We have specified above the objections to the old processes of chlorination, so it may be fairly asked in what way the Newbery—Vautin process avoids the various chemical actions which have hitherto proved so difficult to contend with. For any system of chlorination yet introduced it is necessary to free the ore from sulphides.
This is done by roasting according to any of the well-known systems in vogue.
It is a matter which requires great care and considerable skill. The heat must be applied and increased slowly and steadily.
If, through any neglect on the part of the roaster, the ore is allowed to fuse, in most cases it is best to throw the charge away, as waste. This roasting applies equally to the Vautin process as to any others. So on this head there is no alteration. One of the most important advantages is not a chemical one, but is the rapidity with which the charge can be treated.
In the older styles of treatment the time varied from thirty six to ninety hours. Now this is accomplished in from three to six hours with a practically perfect result. The older processes required a careful damping of the ore, which, to get good results, must leave the ore neither too wet nor too dry.
Now "damping" is entirely done away with, and in its place water is poured into the barrel. Pressure to the extent of four atmospheres causes chlorine gas to leave its vaporous form. Thus the pressure applied not only enables a strong solution of chlorine to be formed with the water in the barrel, but forces this into contact with the gold through every crevice in the ore. Chlorine gas also takes up any silver which may exist in association with the gold.
In the older processes this is deposited as a film of chloride of silver around the fine gold grains, and from its insolubility in water prevents the absorption of the gold. The rotary motion of the barrel in the Newbery—Vautin method counteracts this by continually rubbing the particles together; this frees the particles from any accumulations, so that they always present fresh surfaces for the action of the solvent.
Again, the short time the ore is in contact with the chlorine does not allow of the formation of hydrochloric acid, which has a tendency to precipitate the gold from its soluble form in the water before being withdrawn from the chlorinator. Previously, when the ore was very fine or contained slimes, the difficulty of filtration was increased, sometimes in extreme cases to such an extent that chlorination became impracticable.
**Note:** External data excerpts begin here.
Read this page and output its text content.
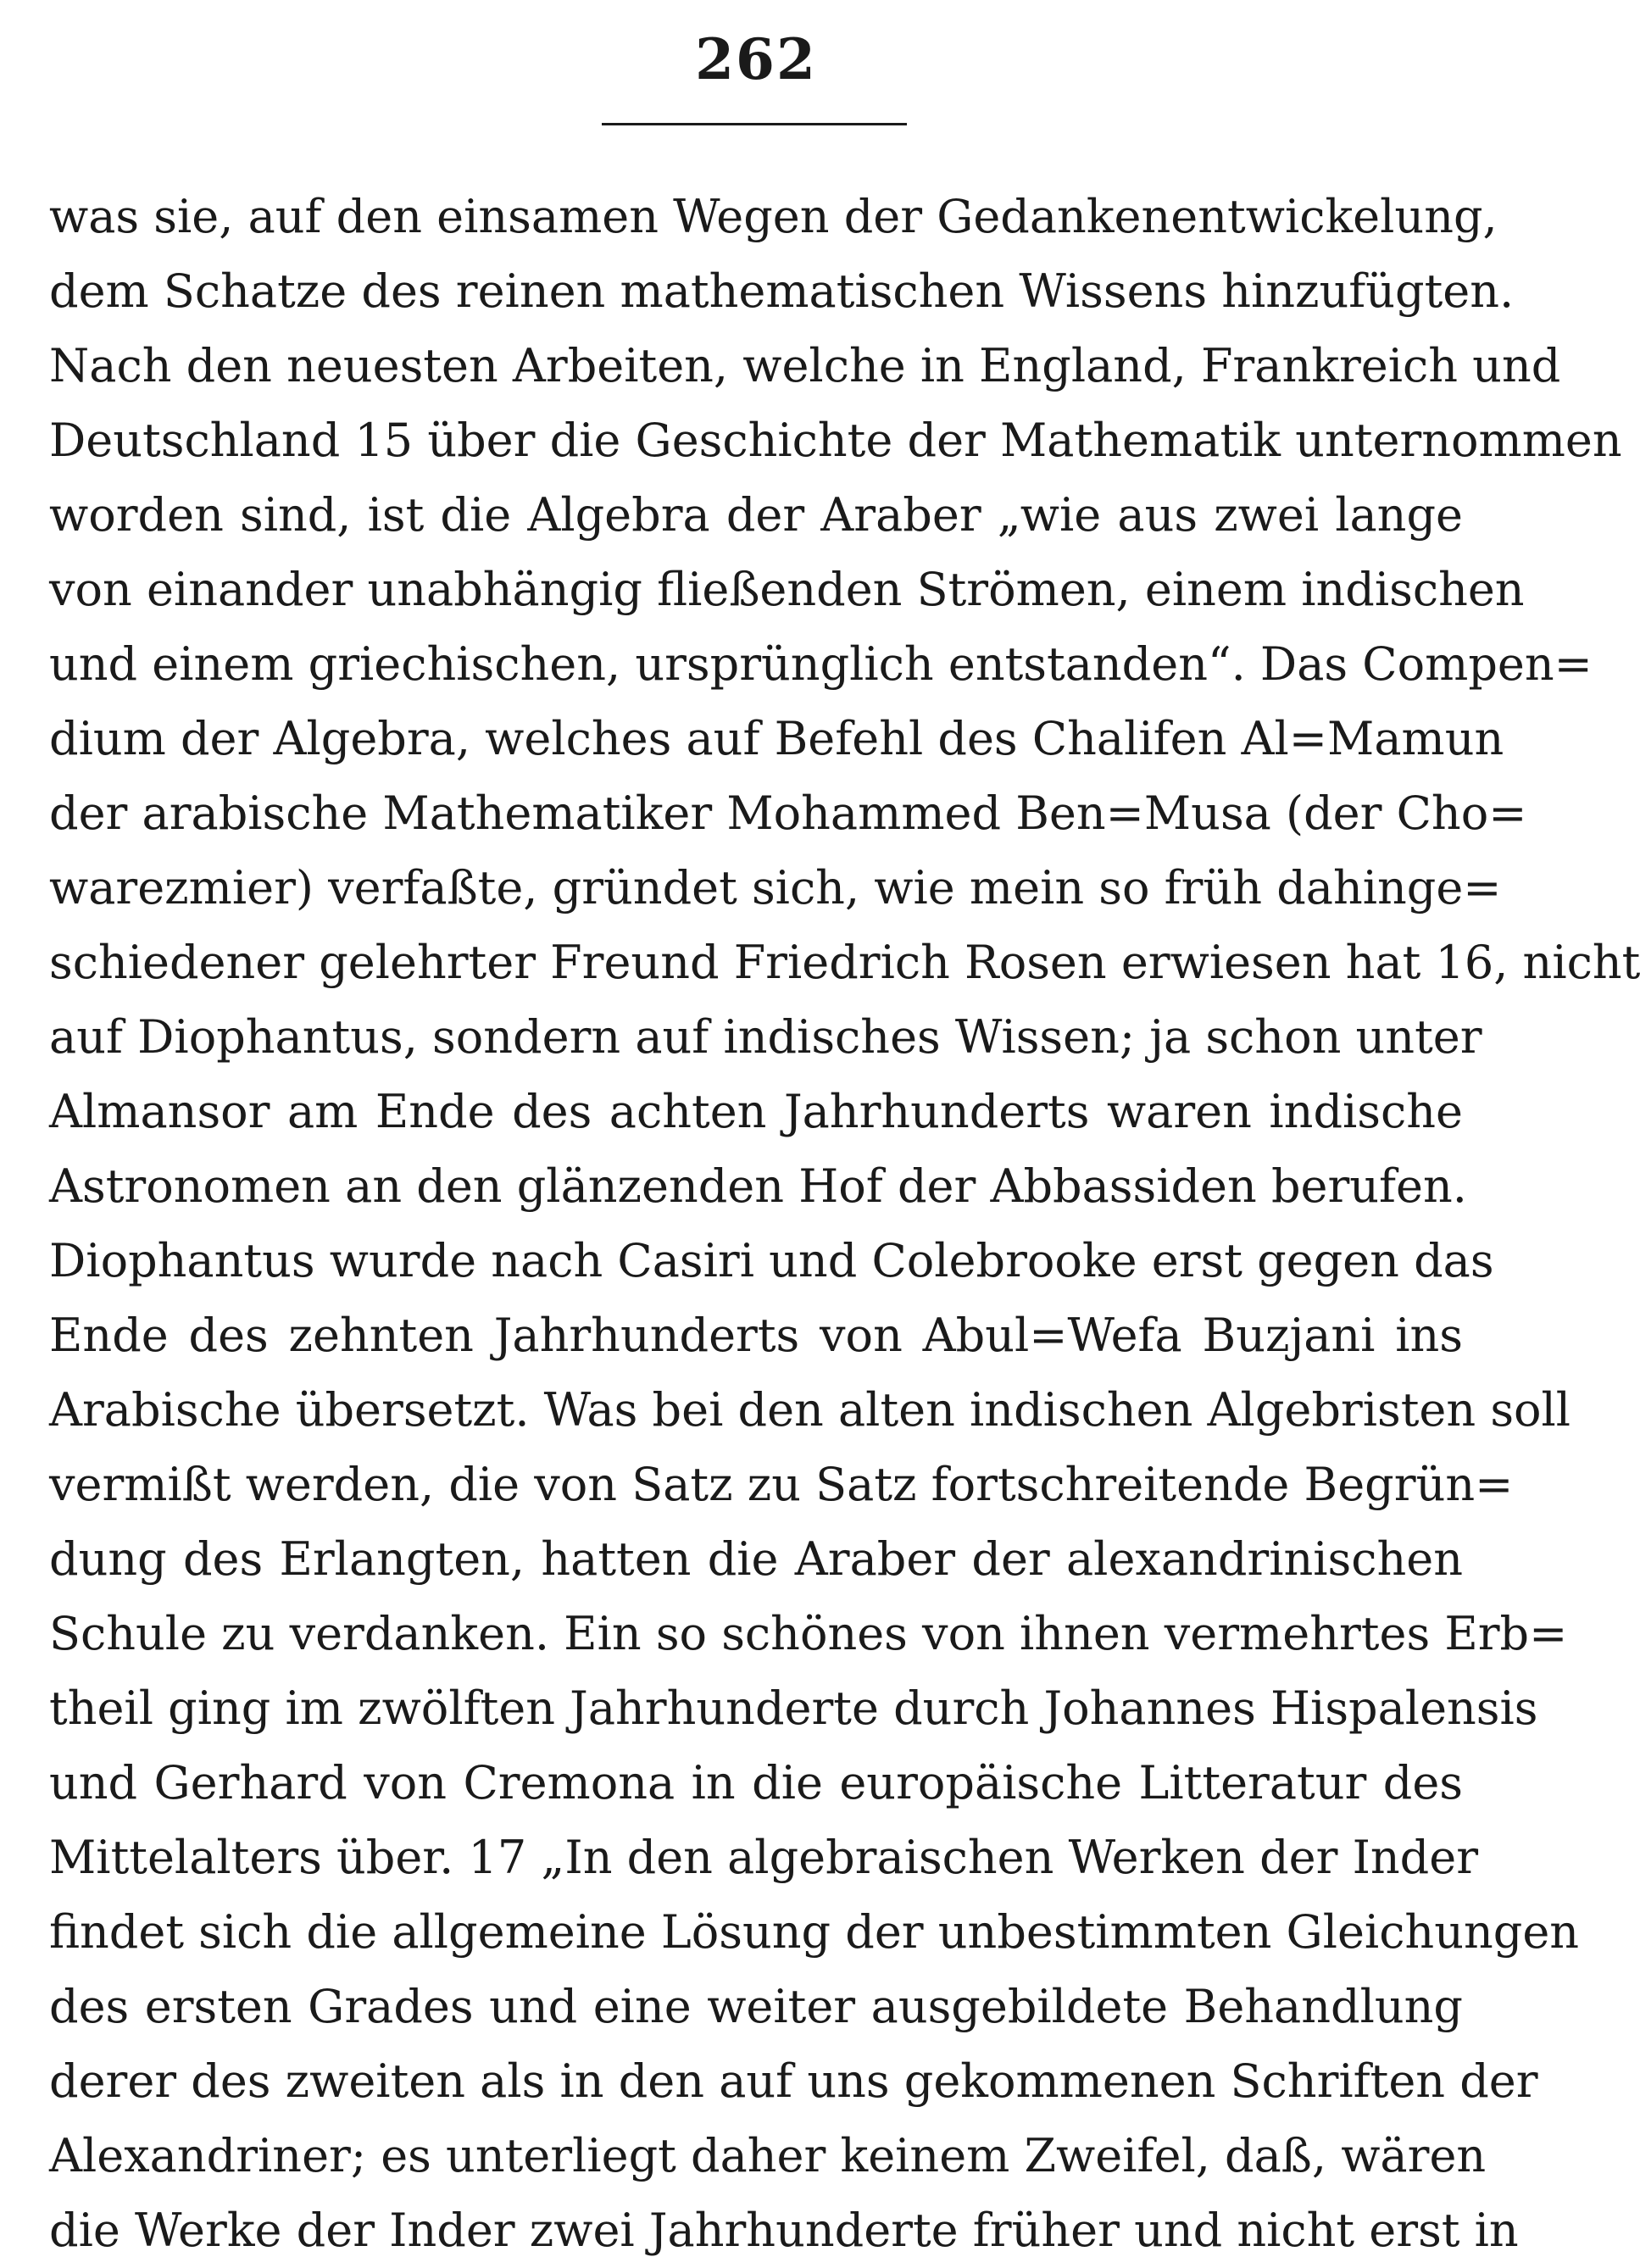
262
was sie, auf den einsamen Wegen der Gedankenentwickelung,
dem Schatze des reinen mathematischen Wissens hinzufügten.
Nach den neuesten Arbeiten, welche in England, Frankreich und
Deutschland 15 über die Geschichte der Mathematik unternommen
worden sind, ist die Algebra der Araber „wie aus zwei lange
von einander unabhängig fließenden Strömen, einem indischen
und einem griechischen, ursprünglich entstanden“. Das Compen=
dium der Algebra, welches auf Befehl des Chalifen Al=Mamun
der arabische Mathematiker Mohammed Ben=Musa (der Cho=
warezmier) verfaßte, gründet sich, wie mein so früh dahinge=
schiedener gelehrter Freund Friedrich Rosen erwiesen hat 16, nicht
auf Diophantus, sondern auf indisches Wissen; ja schon unter
Almansor am Ende des achten Jahrhunderts waren indische
Astronomen an den glänzenden Hof der Abbassiden berufen.
Diophantus wurde nach Casiri und Colebrooke erst gegen das
Ende des zehnten Jahrhunderts von Abul=Wefa Buzjani ins
Arabische übersetzt. Was bei den alten indischen Algebristen soll
vermißt werden, die von Satz zu Satz fortschreitende Begrün=
dung des Erlangten, hatten die Araber der alexandrinischen
Schule zu verdanken. Ein so schönes von ihnen vermehrtes Erb=
theil ging im zwölften Jahrhunderte durch Johannes Hispalensis
und Gerhard von Cremona in die europäische Litteratur des
Mittelalters über. 17 „In den algebraischen Werken der Inder
findet sich die allgemeine Lösung der unbestimmten Gleichungen
des ersten Grades und eine weiter ausgebildete Behandlung
derer des zweiten als in den auf uns gekommenen Schriften der
Alexandriner; es unterliegt daher keinem Zweifel, daß, wären
die Werke der Inder zwei Jahrhunderte früher und nicht erst in
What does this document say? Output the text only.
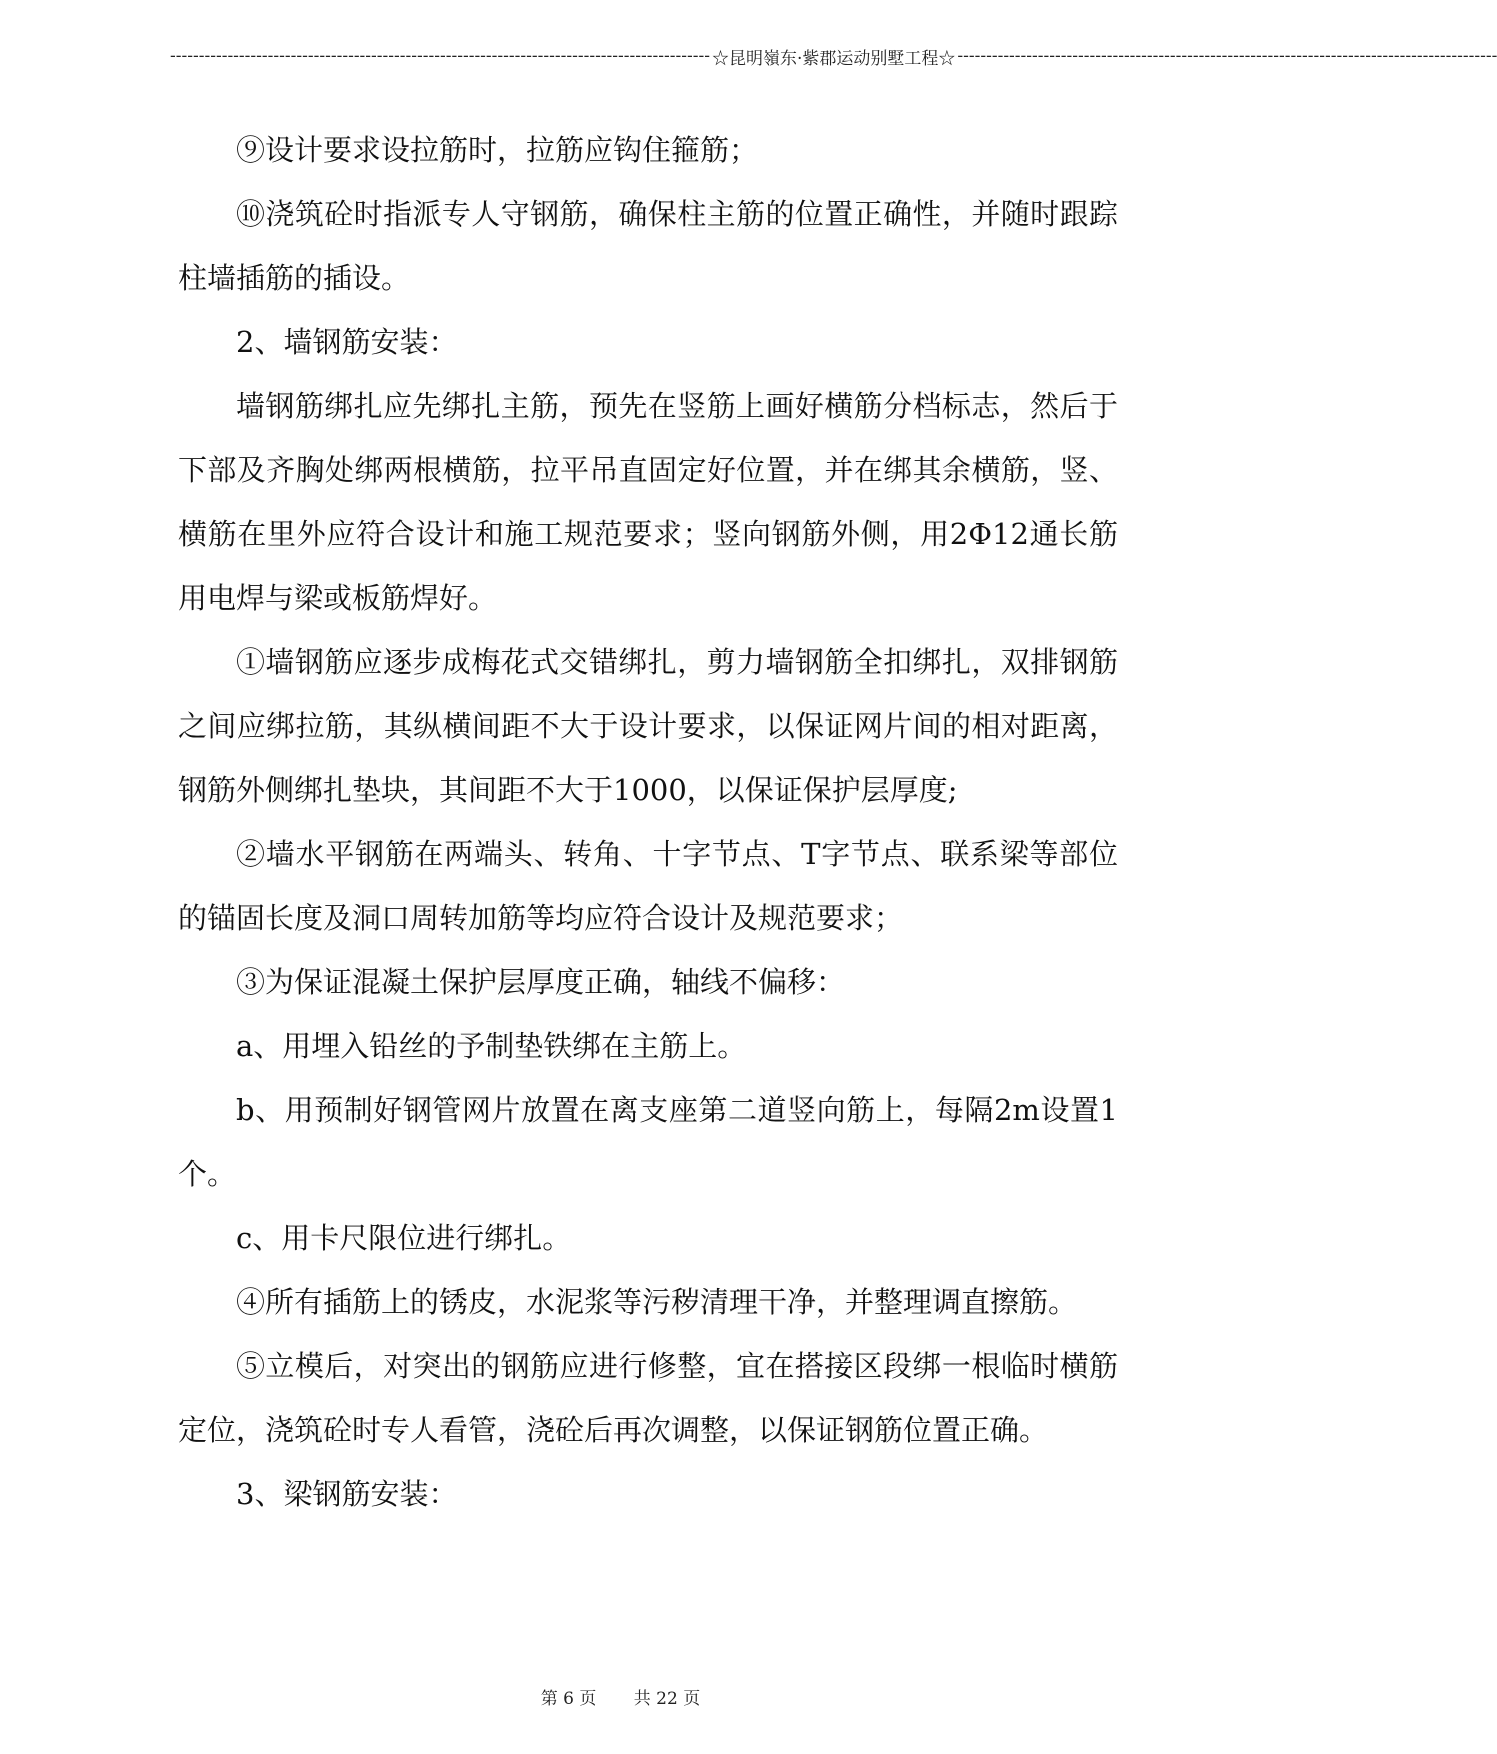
---------------------------------------------------------------------------------------------- ☆昆明嶺东·紫郡运动别墅工程☆ ----------------------------------------------------------------------------------------------

⑨设计要求设拉筋时，拉筋应钩住箍筋；

⑩浇筑砼时指派专人守钢筋，确保柱主筋的位置正确性，并随时跟踪柱墙插筋的插设。

2、墙钢筋安装：

墙钢筋绑扎应先绑扎主筋，预先在竖筋上画好横筋分档标志，然后于下部及齐胸处绑两根横筋，拉平吊直固定好位置，并在绑其余横筋，竖、横筋在里外应符合设计和施工规范要求；竖向钢筋外侧，用2Φ12通长筋用电焊与梁或板筋焊好。

①墙钢筋应逐步成梅花式交错绑扎，剪力墙钢筋全扣绑扎，双排钢筋之间应绑拉筋，其纵横间距不大于设计要求，以保证网片间的相对距离，钢筋外侧绑扎垫块，其间距不大于1000，以保证保护层厚度;

②墙水平钢筋在两端头、转角、十字节点、T字节点、联系梁等部位的锚固长度及洞口周转加筋等均应符合设计及规范要求；

③为保证混凝土保护层厚度正确，轴线不偏移：

a、用埋入铅丝的予制垫铁绑在主筋上。

b、用预制好钢管网片放置在离支座第二道竖向筋上，每隔2m设置1 个。

c、用卡尺限位进行绑扎。

④所有插筋上的锈皮，水泥浆等污秽清理干净，并整理调直擦筋。

⑤立模后，对突出的钢筋应进行修整，宜在搭接区段绑一根临时横筋定位，浇筑砼时专人看管，浇砼后再次调整，以保证钢筋位置正确。

3、梁钢筋安装：

第 6 页 共 22 页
By the introduction of the vacuum pump this is greatly facilitated; then by making the action intermittent a jigging motion is given to the material in the filter which prevents any clogging except in cases of extreme fineness. The advantage of using charcoal as a decomposing agent for chloride of gold was pointed out by Mr Newbery some twenty years ago; four or five years since the idea was patented in the United States, but as this was given gratis to the world years before, the patent did not hold good.